Quizás por ese auspicioso devenir, el joven Malla se frustra en la adversidad sin importarle quien esté al frente. Hace unas semanas, enfrentó a la “familia del tenis” tras contratar como  preparador físico al profesional que trabajaba con otro tenista, Jorge Aguilar. Rotos los códigos, el agente de Aguilar no esperó demasiado para evidenciar su molestia en las redes:

El muchacho quiere superarse y eso siempre será elogiable. Pero también es cierto que se está haciendo mala fama entre sus pares, así como también con otros actores del tenis nacional.Y el deporte, antes que resultados, exige valores, entre ellos el respeto.

Es posible que Bastián, que aún no tiene foto en el sitio de la ATP, haya crecido admirando la irreverencia de Marcelo Ríos. Sin embargo, el tenis del Chino era tan elegante y ganador que  en el país de los triunfos morales nunca recibió los coscorrones que merecía su mala educación.

Ojala los nuevos talentos no confundan las virtudes de los ídolos pasados. Por suerte, según cercanos a Malla, los modales de Bastián son bastante más amigables que los de Ríos.
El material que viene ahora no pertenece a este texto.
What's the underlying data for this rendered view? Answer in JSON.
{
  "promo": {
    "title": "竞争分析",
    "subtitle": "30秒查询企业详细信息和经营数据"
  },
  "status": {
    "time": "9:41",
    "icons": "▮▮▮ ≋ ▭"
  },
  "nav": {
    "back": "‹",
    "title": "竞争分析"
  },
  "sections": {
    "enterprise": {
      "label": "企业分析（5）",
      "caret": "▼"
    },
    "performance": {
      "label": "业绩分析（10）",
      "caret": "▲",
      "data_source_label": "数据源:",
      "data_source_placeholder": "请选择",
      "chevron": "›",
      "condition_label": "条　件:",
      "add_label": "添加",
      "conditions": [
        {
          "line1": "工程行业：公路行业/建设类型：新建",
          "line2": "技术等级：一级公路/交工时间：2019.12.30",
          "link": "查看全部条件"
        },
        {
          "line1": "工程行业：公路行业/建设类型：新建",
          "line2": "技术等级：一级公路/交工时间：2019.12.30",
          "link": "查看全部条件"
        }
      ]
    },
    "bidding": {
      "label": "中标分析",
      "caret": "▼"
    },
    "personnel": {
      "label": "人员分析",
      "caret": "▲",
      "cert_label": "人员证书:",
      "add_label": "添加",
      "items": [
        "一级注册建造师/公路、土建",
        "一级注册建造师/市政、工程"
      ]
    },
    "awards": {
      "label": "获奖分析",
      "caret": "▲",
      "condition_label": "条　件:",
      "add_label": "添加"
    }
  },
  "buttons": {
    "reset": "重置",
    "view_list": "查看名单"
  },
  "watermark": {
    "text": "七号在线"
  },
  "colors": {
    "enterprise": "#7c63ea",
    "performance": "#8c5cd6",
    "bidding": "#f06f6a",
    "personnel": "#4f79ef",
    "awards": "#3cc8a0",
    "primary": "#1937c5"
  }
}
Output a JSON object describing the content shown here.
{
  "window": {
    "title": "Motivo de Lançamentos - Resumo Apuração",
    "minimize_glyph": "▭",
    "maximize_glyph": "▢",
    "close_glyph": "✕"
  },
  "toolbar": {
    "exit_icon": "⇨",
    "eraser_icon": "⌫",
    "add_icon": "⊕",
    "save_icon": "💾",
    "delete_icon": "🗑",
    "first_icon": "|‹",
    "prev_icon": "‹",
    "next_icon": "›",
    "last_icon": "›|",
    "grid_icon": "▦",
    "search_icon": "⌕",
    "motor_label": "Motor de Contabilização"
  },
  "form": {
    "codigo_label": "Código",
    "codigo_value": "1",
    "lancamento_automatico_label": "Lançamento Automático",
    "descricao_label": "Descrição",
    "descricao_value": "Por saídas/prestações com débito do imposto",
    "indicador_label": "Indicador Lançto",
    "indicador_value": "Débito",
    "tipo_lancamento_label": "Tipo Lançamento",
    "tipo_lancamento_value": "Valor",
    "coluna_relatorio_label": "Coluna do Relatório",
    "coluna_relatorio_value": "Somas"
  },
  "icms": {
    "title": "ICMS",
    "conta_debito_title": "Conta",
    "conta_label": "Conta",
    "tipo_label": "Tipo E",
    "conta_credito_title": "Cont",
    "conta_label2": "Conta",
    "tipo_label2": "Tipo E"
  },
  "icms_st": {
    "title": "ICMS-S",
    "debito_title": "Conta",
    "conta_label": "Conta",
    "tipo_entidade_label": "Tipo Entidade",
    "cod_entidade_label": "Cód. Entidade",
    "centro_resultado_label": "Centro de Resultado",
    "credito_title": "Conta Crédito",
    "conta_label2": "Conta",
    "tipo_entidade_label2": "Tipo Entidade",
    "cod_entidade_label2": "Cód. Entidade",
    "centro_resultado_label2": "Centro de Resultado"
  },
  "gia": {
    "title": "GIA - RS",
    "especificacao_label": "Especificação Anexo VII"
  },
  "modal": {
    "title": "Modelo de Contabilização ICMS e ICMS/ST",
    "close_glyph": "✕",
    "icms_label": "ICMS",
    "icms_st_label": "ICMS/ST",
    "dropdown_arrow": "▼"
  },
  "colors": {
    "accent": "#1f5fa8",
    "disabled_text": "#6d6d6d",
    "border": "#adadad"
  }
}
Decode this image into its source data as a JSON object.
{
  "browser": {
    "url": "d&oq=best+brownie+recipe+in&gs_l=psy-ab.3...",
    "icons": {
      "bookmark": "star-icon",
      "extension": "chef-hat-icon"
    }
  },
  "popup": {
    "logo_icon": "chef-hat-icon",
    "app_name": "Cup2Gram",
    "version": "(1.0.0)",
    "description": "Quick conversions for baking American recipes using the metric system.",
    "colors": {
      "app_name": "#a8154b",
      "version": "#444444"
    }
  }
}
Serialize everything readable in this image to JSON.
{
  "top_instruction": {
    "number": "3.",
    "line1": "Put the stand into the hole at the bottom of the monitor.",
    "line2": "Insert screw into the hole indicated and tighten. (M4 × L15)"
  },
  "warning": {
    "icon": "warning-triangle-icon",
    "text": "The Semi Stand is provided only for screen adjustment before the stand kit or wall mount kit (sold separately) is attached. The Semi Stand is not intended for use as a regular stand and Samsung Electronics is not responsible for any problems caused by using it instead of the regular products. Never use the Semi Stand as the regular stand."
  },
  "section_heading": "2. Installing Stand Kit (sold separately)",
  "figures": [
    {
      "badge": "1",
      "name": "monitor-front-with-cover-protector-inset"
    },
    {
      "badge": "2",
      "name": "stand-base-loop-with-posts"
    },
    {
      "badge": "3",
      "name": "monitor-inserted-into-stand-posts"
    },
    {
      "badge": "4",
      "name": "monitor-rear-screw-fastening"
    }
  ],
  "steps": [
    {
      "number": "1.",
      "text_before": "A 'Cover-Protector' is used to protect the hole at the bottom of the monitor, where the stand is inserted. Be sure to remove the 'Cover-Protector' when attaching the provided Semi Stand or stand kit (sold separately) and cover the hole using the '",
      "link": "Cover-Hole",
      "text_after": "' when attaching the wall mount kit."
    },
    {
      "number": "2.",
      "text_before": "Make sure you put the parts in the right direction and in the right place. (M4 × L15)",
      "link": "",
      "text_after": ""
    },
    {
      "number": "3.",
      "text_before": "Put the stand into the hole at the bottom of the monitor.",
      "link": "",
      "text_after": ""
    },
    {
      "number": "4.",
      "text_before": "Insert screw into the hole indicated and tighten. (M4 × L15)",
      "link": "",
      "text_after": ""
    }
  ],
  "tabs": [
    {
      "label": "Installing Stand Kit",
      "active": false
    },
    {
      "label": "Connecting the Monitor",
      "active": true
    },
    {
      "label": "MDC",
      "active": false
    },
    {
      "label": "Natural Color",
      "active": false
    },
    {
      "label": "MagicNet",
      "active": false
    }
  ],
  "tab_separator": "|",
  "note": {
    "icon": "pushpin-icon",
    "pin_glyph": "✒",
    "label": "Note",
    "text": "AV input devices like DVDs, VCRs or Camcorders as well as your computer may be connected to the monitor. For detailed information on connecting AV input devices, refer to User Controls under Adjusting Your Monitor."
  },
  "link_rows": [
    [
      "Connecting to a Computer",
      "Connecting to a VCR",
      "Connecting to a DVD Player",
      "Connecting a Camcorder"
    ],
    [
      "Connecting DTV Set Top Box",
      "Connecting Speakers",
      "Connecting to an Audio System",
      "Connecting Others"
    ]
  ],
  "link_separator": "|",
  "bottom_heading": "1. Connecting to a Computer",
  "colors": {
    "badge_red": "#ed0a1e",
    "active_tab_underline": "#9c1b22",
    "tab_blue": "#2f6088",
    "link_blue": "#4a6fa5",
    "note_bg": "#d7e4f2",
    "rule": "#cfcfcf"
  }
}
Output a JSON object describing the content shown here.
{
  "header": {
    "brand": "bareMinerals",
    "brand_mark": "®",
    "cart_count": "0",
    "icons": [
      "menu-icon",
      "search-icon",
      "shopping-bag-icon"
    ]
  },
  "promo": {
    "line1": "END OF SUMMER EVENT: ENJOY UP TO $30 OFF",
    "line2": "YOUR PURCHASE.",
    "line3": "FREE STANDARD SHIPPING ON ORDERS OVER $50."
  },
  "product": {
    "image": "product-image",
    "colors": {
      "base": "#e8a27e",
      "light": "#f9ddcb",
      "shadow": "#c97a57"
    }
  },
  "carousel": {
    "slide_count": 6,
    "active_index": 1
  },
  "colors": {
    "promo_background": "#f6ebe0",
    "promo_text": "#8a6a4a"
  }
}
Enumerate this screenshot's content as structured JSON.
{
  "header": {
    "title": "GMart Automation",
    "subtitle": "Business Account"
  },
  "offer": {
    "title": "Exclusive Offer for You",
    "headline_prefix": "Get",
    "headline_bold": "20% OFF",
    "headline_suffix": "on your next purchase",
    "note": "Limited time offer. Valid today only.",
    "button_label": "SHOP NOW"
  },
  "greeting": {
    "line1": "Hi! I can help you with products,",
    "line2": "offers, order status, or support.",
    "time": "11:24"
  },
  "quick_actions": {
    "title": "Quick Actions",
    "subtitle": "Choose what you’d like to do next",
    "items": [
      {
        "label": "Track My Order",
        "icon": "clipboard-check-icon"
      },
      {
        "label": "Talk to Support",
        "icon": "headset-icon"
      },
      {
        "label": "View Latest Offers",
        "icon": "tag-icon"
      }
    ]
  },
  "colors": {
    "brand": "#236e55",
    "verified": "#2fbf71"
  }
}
En la era de la agresividad social, la intolerancia y la indiferencia por el otro, se celebra que así sea.

Agregan las mismas fuentes que Malla, entre challengers y torneos Futuro, exhibe ricas condiciones. Juran que tiene pasta para llegar alto, y que en la medida que crezca su tenis, crecerá igualmente su manejo emocional. De él dependerá.